I did not put any RTV between the shims and caps when I bolted everything together. I did put a tiny dab of sealer in the corners of the first and last cap (where they meet the block) to help the oil pan gasket seal, after the bottom end was assembled.

How'd it go? Well, everything went together within specification and turns smoothly. Because I am on restricted budget and not in a hurry, I still haven't started the engine. I'm hoping to start it this summer, after working through fuel line fabrication (nobody makes M15x1.5 compression fittings anymore) and other miscellaneous necessities before startingethe engine.

The build thread in my signature has more details about the engine assembly and how I measured everything. I plan on spending some time updating the thread next week, if I get a little free time.
 
I am in the process of reassembling my F135 engine and need one replacement .008 shim. Does anyone have a recommended source?

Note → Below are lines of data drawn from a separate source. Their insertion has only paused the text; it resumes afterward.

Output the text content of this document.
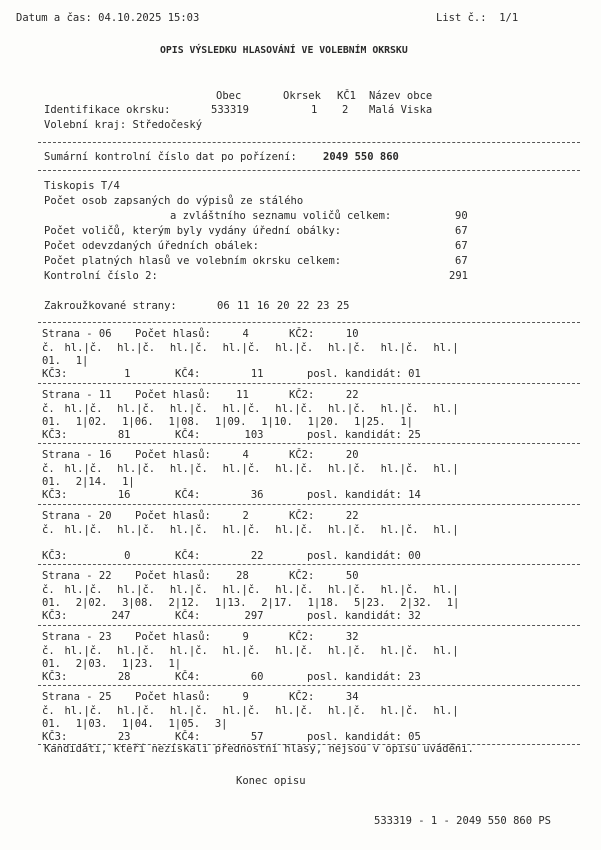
Datum a čas: 04.10.2025 15:03	List č.:  1/1
OPIS VÝSLEDKU HLASOVÁNÍ VE VOLEBNÍM OKRSKU
Obec	Okrsek KČ1 Název obce
Identifikace okrsku:	533319	1 2 Malá Viska
Volební kraj: Středočeský
Sumární kontrolní číslo dat po pořízení: 2049 550 860
Tiskopis T/4
Počet osob zapsaných do výpisů ze stálého
a zvláštního seznamu voličů celkem:	90
Počet voličů, kterým byly vydány úřední obálky:	67
Počet odevzdaných úředních obálek:	67
Počet platných hlasů ve volebním okrsku celkem:	67
Kontrolní číslo 2:	291
Zakroužkované strany:	06 11 16 20 22 23 25
Strana - 06 Počet hlasů:     4	KČ2:     10
č.  hl.|č.   hl.|č.   hl.|č.   hl.|č.   hl.|č.   hl.|č.   hl.|č.   hl.|
01.   1|
KČ3:         1	KČ4:        11	posl. kandidát: 01
Strana - 11 Počet hlasů:    11	KČ2:     22
č.  hl.|č.   hl.|č.   hl.|č.   hl.|č.   hl.|č.   hl.|č.   hl.|č.   hl.|
01.   1|02.   1|06.   1|08.   1|09.   1|10.   1|20.   1|25.   1|
KČ3:        81	KČ4:       103	posl. kandidát: 25
Strana - 16 Počet hlasů:     4	KČ2:     20
č.  hl.|č.   hl.|č.   hl.|č.   hl.|č.   hl.|č.   hl.|č.   hl.|č.   hl.|
01.   2|14.   1|
KČ3:        16	KČ4:        36	posl. kandidát: 14
Strana - 20 Počet hlasů:     2	KČ2:     22
č.  hl.|č.   hl.|č.   hl.|č.   hl.|č.   hl.|č.   hl.|č.   hl.|č.   hl.|
KČ3:         0	KČ4:        22	posl. kandidát: 00
Strana - 22 Počet hlasů:    28	KČ2:     50
č.  hl.|č.   hl.|č.   hl.|č.   hl.|č.   hl.|č.   hl.|č.   hl.|č.   hl.|
01.   2|02.   3|08.   2|12.   1|13.   2|17.   1|18.   5|23.   2|32.   1|
KČ3:       247	KČ4:       297	posl. kandidát: 32
Strana - 23 Počet hlasů:     9	KČ2:     32
č.  hl.|č.   hl.|č.   hl.|č.   hl.|č.   hl.|č.   hl.|č.   hl.|č.   hl.|
01.   2|03.   1|23.   1|
KČ3:        28	KČ4:        60	posl. kandidát: 23
Strana - 25 Počet hlasů:     9	KČ2:     34
č.  hl.|č.   hl.|č.   hl.|č.   hl.|č.   hl.|č.   hl.|č.   hl.|č.   hl.|
01.   1|03.   1|04.   1|05.   3|
KČ3:        23	KČ4:        57	posl. kandidát: 05
Kandidáti, kteří nezískali přednostní hlasy, nejsou v opisu uváděni.
Konec opisu
533319 - 1 - 2049 550 860 PS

I have looked on SOR and cannot find just the shims listed.

Thanks!
 
These pics are from my microfiche set for the F engine, 03/69 to 01/75. Maybe your '66 engine would be similar. I don't see alot of choices on shim thickness as shown. The "T" under the description column indicates thickness in millimeters.

20250406_154702.jpg


20250406_154808.jpg
 
Timmy nailed it.

I think the item referenced as #9 at $or is what you are looking for, has some at $75. Give them a call.


Screenshot_20250406-171230.png
 
Timmy nailed it.

I think the item referenced as #9 at $or is what you are looking for, has some at $75. Give them a call.


View attachment 3878858
Thank you! I placed an order for these! I had hoped to find just one but this set is the only option I found.